The real tragedy, though, is just how well O’Riordan had been doing in recent years. The medication for her bipolar condition had stabilised her moods, and, after problems with alcohol in the past, she had been sober for three years. “I knew in my heart and soul she didn’t do this deliberately because she wasn’t in that place at all,” says Noel.
He had last spoken to O’Riordan three days before she died, when she was in Ireland, visiting her mother and checking in on a house she was building there. They had discussed recording the new album, which she was excited about, as well as her children, whom she missed a lot. She was considering going back to live in Canada to be near them again — certainly, her mind was fixed on the future.

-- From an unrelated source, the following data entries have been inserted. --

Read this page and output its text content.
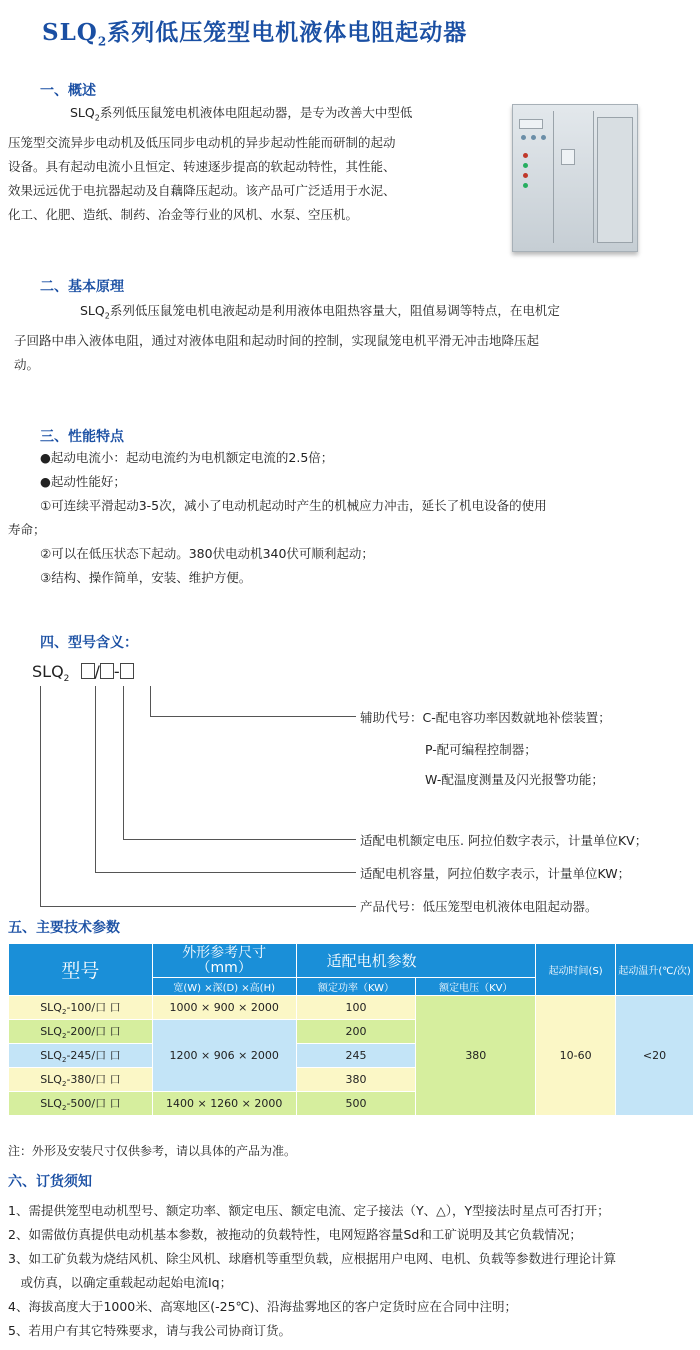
$SLQ_2$系列低压笼型电机液体电阻起动器
一、概述
$SLQ_2$系列低压鼠笼电机液体电阻起动器，是专为改善大中型低
压笼型交流异步电动机及低压同步电动机的异步起动性能而研制的起动
设备。具有起动电流小且恒定、转速逐步提高的软起动特性，其性能、
效果远远优于电抗器起动及自藕降压起动。该产品可广泛适用于水泥、
化工、化肥、造纸、制药、冶金等行业的风机、水泵、空压机。
二、基本原理
$SLQ_2$系列低压鼠笼电机电液起动是利用液体电阻热容量大，阻值易调等特点，在电机定
子回路中串入液体电阻，通过对液体电阻和起动时间的控制，实现鼠笼电机平滑无冲击地降压起
动。
三、性能特点
●起动电流小：起动电流约为电机额定电流的2.5倍；
●起动性能好；
①可连续平滑起动3-5次，减小了电动机起动时产生的机械应力冲击，延长了机电设备的使用
寿命；
②可以在低压状态下起动。380伏电动机340伏可顺利起动；
③结构、操作简单，安装、维护方便。
四、型号含义：
$SLQ_2$ / -
辅助代号：C-配电容功率因数就地补偿装置；
P-配可编程控制器；
W-配温度测量及闪光报警功能；
适配电机额定电压. 阿拉伯数字表示，计量单位KV；
适配电机容量，阿拉伯数字表示，计量单位KW；
产品代号：低压笼型电机液体电阻起动器。
五、主要技术参数
型号	外形参考尺寸
（mm）	适配电机参数		起动时间(S)	起动温升(℃/次)
	宽(W) ×深(D) ×高(H)	额定功率（KW）	额定电压（KV）		
$SLQ_2-100/$口 口	1000 × 900 × 2000	100	380	10-60	<20
$SLQ_2-200/$口 口	1200 × 906 × 2000	200			
$SLQ_2-245/$口 口		245			
$SLQ_2-380/$口 口		380			
$SLQ_2-500/$口 口	1400 × 1260 × 2000	500			
注：外形及安装尺寸仅供参考，请以具体的产品为准。
六、订货须知
1、需提供笼型电动机型号、额定功率、额定电压、额定电流、定子接法（Y、△），Y型接法时星点可否打开；
2、如需做仿真提供电动机基本参数，被拖动的负载特性，电网短路容量Sd和工矿说明及其它负载情况；
3、如工矿负载为烧结风机、除尘风机、球磨机等重型负载，应根据用户电网、电机、负载等参数进行理论计算
　或仿真，以确定重载起动起始电流Iq；
4、海拔高度大于1000米、高寒地区(-25℃)、沿海盐雾地区的客户定货时应在合同中注明；
5、若用户有其它特殊要求，请与我公司协商订货。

The group as a whole had also found a groove: they had imagined they would “always come and go... like the Irish Rolling Stones,” says Noel.
Now, instead, the Cranberries really are no more. “We’re not going to be getting another singer and doing the Queen thing. No way. No way,” says Lawler, appalled at the very thought.
But there’s no danger of them being forgotten. They continue to be a favourite of film and TV soundtracks — most recently appearing in glorious sitcom ‘Derry Girls’ (streaming now on Netflix) — while O’Riordan’s grave in Ballybricken has become something of a pilgrimage site. And just as they were never tied to any musical scene, so those early hits remain curiously ageless.
Noel agrees: “When Dolores passed away, the songs like ‘Linger’ and ‘Dreams’ were everywhere again and I started to realise — and I don’t mean this in a cocky way — that they sound like they could have been recorded six months ago.”